Wie wirken Antidepressiva auf die Fische?

Diese Frage beleuchtet einen winzigen Aspekt aus dieser großen, ruhigen Dokumentation über die Ostsee und deren Anrainer von Volker Koepp (In Sarmatien), der mit Barbara Frankenstein auch das Drehbuch geschrieben hat, und die Uwe Mann oft aus der Perspektive eines Caspar David Friedrich großartig und gemäldehaft fotografiert. Das wird explizit in einer Szene mit einem Berufsfotografen an einer versteckten Stelle mit Findlingen im Meer in der Nähe von Greifswald.

Volker Koepp stammt aus dieser wunderbaren Ecke Europas.
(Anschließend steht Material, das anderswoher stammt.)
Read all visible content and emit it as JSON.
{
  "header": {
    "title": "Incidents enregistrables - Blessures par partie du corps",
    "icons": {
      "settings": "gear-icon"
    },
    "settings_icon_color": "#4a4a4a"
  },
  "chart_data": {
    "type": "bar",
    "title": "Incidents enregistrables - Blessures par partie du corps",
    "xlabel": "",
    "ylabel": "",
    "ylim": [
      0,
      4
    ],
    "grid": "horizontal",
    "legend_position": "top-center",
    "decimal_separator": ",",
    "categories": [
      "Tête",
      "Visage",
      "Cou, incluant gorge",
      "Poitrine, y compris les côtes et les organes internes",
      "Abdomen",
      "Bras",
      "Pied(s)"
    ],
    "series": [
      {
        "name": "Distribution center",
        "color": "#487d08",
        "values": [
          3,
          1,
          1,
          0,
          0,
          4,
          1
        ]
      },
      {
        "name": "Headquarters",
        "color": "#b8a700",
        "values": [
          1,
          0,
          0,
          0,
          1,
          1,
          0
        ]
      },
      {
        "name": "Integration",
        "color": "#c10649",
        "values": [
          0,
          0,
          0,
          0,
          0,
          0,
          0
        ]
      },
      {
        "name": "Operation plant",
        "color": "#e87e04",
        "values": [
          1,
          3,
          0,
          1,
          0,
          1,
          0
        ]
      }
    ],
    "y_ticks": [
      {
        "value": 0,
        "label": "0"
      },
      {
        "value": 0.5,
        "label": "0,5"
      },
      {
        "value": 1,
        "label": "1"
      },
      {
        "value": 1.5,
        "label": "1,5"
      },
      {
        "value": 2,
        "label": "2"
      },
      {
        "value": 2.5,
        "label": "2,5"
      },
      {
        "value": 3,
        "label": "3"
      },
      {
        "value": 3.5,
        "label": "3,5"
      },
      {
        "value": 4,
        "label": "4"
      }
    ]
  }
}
Er hat sich in seinen Filmen immer mit dieser Region befasst. Er ist kein Mäuschen- oder Ineinanderverzopfdokumentarist. Er fasst den Begriff deutlich weiter. Bei ihm gehören profunde Kenntnis des Gegenstandes genauso dazu wie das Interesse mehr und Neues zu erfahren, das Gespräch mit den Menschen auf Augenhöhe zu suchen und zu finden und auch immer wieder seine Biographie ins Spiel zu bringen.
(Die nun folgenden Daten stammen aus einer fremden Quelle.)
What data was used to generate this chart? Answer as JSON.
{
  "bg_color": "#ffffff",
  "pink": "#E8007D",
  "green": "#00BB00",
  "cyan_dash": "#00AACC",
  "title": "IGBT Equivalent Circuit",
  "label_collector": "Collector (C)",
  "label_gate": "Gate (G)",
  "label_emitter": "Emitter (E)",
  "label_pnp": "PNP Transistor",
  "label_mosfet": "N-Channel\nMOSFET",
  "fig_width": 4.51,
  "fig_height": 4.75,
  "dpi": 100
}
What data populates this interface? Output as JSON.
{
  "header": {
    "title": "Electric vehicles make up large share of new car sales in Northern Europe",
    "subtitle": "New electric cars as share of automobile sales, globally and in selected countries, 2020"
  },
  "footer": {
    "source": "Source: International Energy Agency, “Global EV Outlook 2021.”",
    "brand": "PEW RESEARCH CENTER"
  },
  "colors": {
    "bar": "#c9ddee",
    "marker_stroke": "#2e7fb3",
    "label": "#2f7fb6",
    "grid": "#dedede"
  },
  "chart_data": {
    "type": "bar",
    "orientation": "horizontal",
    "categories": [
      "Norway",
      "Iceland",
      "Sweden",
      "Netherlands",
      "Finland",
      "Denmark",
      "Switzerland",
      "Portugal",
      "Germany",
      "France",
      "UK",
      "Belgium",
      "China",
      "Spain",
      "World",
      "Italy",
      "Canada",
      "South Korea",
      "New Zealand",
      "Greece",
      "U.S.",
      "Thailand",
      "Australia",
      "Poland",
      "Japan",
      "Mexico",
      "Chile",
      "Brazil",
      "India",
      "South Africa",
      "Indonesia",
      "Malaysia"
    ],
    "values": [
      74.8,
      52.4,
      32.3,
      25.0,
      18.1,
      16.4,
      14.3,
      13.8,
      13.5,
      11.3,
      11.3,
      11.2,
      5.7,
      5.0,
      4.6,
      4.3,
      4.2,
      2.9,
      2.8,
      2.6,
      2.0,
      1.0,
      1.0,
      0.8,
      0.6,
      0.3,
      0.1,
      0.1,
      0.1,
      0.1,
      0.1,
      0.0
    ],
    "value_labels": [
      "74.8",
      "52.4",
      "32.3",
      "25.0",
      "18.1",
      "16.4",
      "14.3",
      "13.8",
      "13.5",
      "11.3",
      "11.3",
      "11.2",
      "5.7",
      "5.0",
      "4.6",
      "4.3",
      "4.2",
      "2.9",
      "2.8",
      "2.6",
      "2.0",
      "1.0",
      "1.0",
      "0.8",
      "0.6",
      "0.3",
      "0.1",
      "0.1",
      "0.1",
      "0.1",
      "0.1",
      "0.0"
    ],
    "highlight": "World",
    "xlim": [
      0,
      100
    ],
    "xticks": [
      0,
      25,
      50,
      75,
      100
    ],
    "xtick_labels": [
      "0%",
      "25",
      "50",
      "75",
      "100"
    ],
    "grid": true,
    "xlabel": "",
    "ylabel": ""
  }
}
Koepp beleuchtet mit seinen Interviewpartnern Aspekte der Natur und des Meeres (die Titelfrage zu dieser Review stammt von einem Meeresbiologen, der besorgt ist über die Zunahme der Todeszonen in der Ostsee und der von der Schwierigkeit erzählt, Einträge ins Meer auf ihre Herkunft hin zu bestimmen, ob menschengemacht oder natürlich).

Es geht um das denkerische Potential, hier ist Emmanuel Kant aus Königsberg hervorragend. Aber auch um den bildnerischen Bereich, eben Caspar David Friedrich, den dichterischen mit einem Zitat von Tomas Tranströmer, das dem Film vorangestellt ist „Unendlich hoch stehen die Wolken. An den Wurzeln des Himmelsbaums wühlt das Meer, zerstreut und wie auf etwas lauschend“.
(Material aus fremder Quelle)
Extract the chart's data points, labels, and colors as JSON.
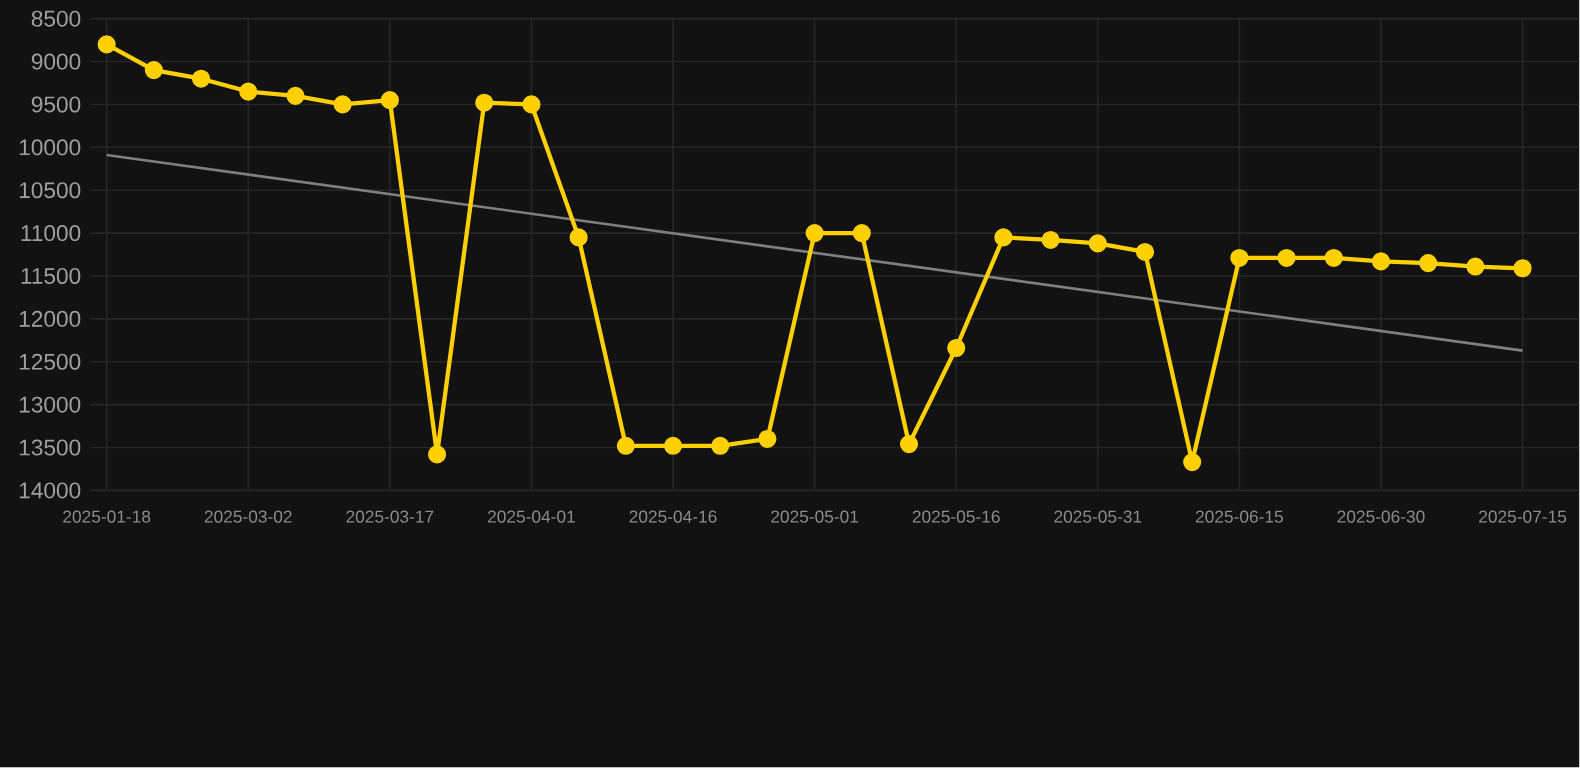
{
  "chart_data": {
    "type": "line",
    "categories": [
      "2025-01-18",
      null,
      null,
      "2025-03-02",
      null,
      null,
      "2025-03-17",
      null,
      null,
      "2025-04-01",
      null,
      null,
      "2025-04-16",
      null,
      null,
      "2025-05-01",
      null,
      null,
      "2025-05-16",
      null,
      null,
      "2025-05-31",
      null,
      null,
      "2025-06-15",
      null,
      null,
      "2025-06-30",
      null,
      null,
      "2025-07-15"
    ],
    "series": [
      {
        "color": "#ffd000",
        "marker": "circle",
        "values": [
          8800,
          9100,
          9200,
          9350,
          9400,
          9500,
          9450,
          13580,
          9480,
          9500,
          11050,
          13480,
          13480,
          13480,
          13400,
          11000,
          11000,
          13460,
          12340,
          11050,
          11080,
          11120,
          11220,
          13670,
          11290,
          11290,
          11290,
          11330,
          11350,
          11390,
          11410
        ]
      },
      {
        "color": "#7f7f7f",
        "marker": "none",
        "values": [
          10090,
          null,
          null,
          null,
          null,
          null,
          null,
          null,
          null,
          null,
          null,
          null,
          null,
          null,
          null,
          null,
          null,
          null,
          null,
          null,
          null,
          null,
          null,
          null,
          null,
          null,
          null,
          null,
          null,
          null,
          12370
        ]
      }
    ],
    "ylim": [
      14000,
      8500
    ],
    "yticks": [
      8500,
      9000,
      9500,
      10000,
      10500,
      11000,
      11500,
      12000,
      12500,
      13000,
      13500,
      14000
    ],
    "grid": true,
    "line_style": "solid"
  }
}
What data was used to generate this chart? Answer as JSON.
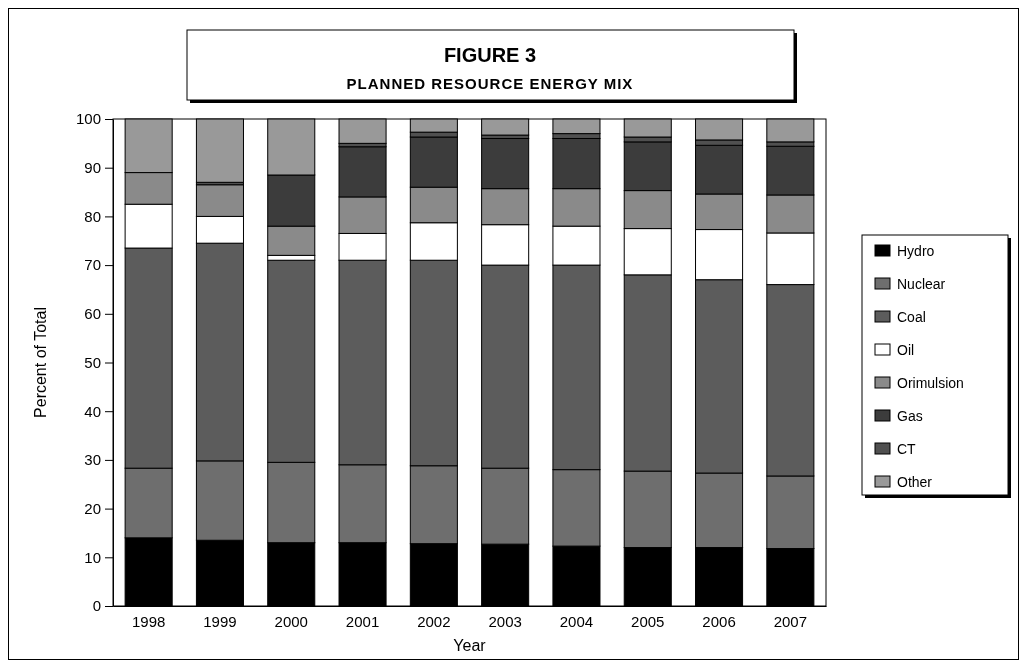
{
  "chart_data": {
    "type": "bar",
    "stacked": true,
    "title": "FIGURE 3",
    "subtitle": "PLANNED RESOURCE ENERGY MIX",
    "xlabel": "Year",
    "ylabel": "Percent of Total",
    "categories": [
      "1998",
      "1999",
      "2000",
      "2001",
      "2002",
      "2003",
      "2004",
      "2005",
      "2006",
      "2007"
    ],
    "ylim": [
      0,
      100
    ],
    "yticks": [
      0,
      10,
      20,
      30,
      40,
      50,
      60,
      70,
      80,
      90,
      100
    ],
    "grid": false,
    "legend": "right",
    "series": [
      {
        "name": "Hydro",
        "color": "#000000",
        "values": [
          14,
          13.5,
          13,
          13,
          12.8,
          12.7,
          12.3,
          12,
          12,
          11.8
        ]
      },
      {
        "name": "Nuclear",
        "color": "#6e6e6e",
        "values": [
          14.3,
          16.3,
          16.5,
          16,
          16,
          15.6,
          15.7,
          15.7,
          15.3,
          14.9
        ]
      },
      {
        "name": "Coal",
        "color": "#5c5c5c",
        "values": [
          45.2,
          44.7,
          41.5,
          42,
          42.2,
          41.7,
          42,
          40.3,
          39.7,
          39.3
        ]
      },
      {
        "name": "Oil",
        "color": "#ffffff",
        "values": [
          9,
          5.5,
          1,
          5.5,
          7.7,
          8.3,
          8,
          9.5,
          10.3,
          10.6
        ]
      },
      {
        "name": "Orimulsion",
        "color": "#8a8a8a",
        "values": [
          6.5,
          6.5,
          6,
          7.5,
          7.3,
          7.4,
          7.7,
          7.8,
          7.3,
          7.8
        ]
      },
      {
        "name": "Gas",
        "color": "#3c3c3c",
        "values": [
          0,
          0,
          10.5,
          10.3,
          10.3,
          10.3,
          10.3,
          10,
          10,
          10
        ]
      },
      {
        "name": "CT",
        "color": "#505050",
        "values": [
          0,
          0.5,
          0,
          0.7,
          1,
          0.7,
          1,
          1,
          1.1,
          0.9
        ]
      },
      {
        "name": "Other",
        "color": "#999999",
        "values": [
          11,
          13,
          11.5,
          5,
          2.7,
          3.3,
          3,
          3.7,
          4.3,
          4.7
        ]
      }
    ]
  }
}
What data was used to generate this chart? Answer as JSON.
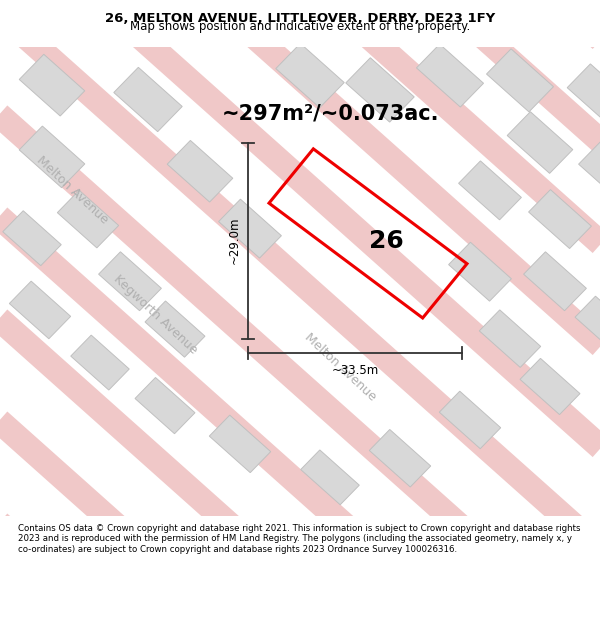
{
  "title": "26, MELTON AVENUE, LITTLEOVER, DERBY, DE23 1FY",
  "subtitle": "Map shows position and indicative extent of the property.",
  "area_label": "~297m²/~0.073ac.",
  "number_label": "26",
  "width_label": "~33.5m",
  "height_label": "~29.0m",
  "footer": "Contains OS data © Crown copyright and database right 2021. This information is subject to Crown copyright and database rights 2023 and is reproduced with the permission of HM Land Registry. The polygons (including the associated geometry, namely x, y co-ordinates) are subject to Crown copyright and database rights 2023 Ordnance Survey 100026316.",
  "map_bg_color": "#f2efef",
  "road_color": "#f0c8c8",
  "building_color": "#d8d8d8",
  "building_edge_color": "#c0c0c0",
  "plot_color": "#ee0000",
  "dim_line_color": "#333333",
  "title_fontsize": 9.5,
  "subtitle_fontsize": 8.5,
  "area_fontsize": 15,
  "number_fontsize": 18,
  "dim_fontsize": 8.5,
  "footer_fontsize": 6.2,
  "street_label_color": "#b0b0b0",
  "street_label_fontsize": 9
}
Die Ostsee als wachsender Industrieraum: Windparks, Flüssiggasterminal, Frachtschiffe, Fähren, Kreuzschifffahrt, der Tourismus und seine Hotelburgen. Aber auch den militärischen Bereich streift Koepp. Ein schwedischer Oberst im Ruhestand spricht über ein gesteigertes, ungutes Gefühl im Baltikum, das Russland wieder vermehrt als Bedrohung wahrnimmt. Die Meinung teilen andere, aber nicht alle.

Koepp hat den direkten Draht zu Fischern, kleinen Fischern, die hoffen, dass die Robben ihnen nicht den Fang wegfressen, oder die einen deutlichen Rückgang verschiedener Fischarten feststellen.

Zwischen den Interviews gibt es einmalige Aufnahmen vom Meer, vom Horizont, von den Wolken, von Strand und Dünen, von den verschiedensten Licht- und Wetterstimmungen. Es bleibt genügend Zeit, den geistigen Input zu verdauen. Für die Interviews stehen die Protagonisten vor der Kamera; Koepp stellt ab und an Fragen. So entsteht ein persönliches, vielschichtiges Bild dieses Gebietes, dieses einmaligen Kultur-, Natur- und Industrieraumes, geprägt von einer tiefen, liebenden wie besorgten Zuneigung, „staunend ergriffen“.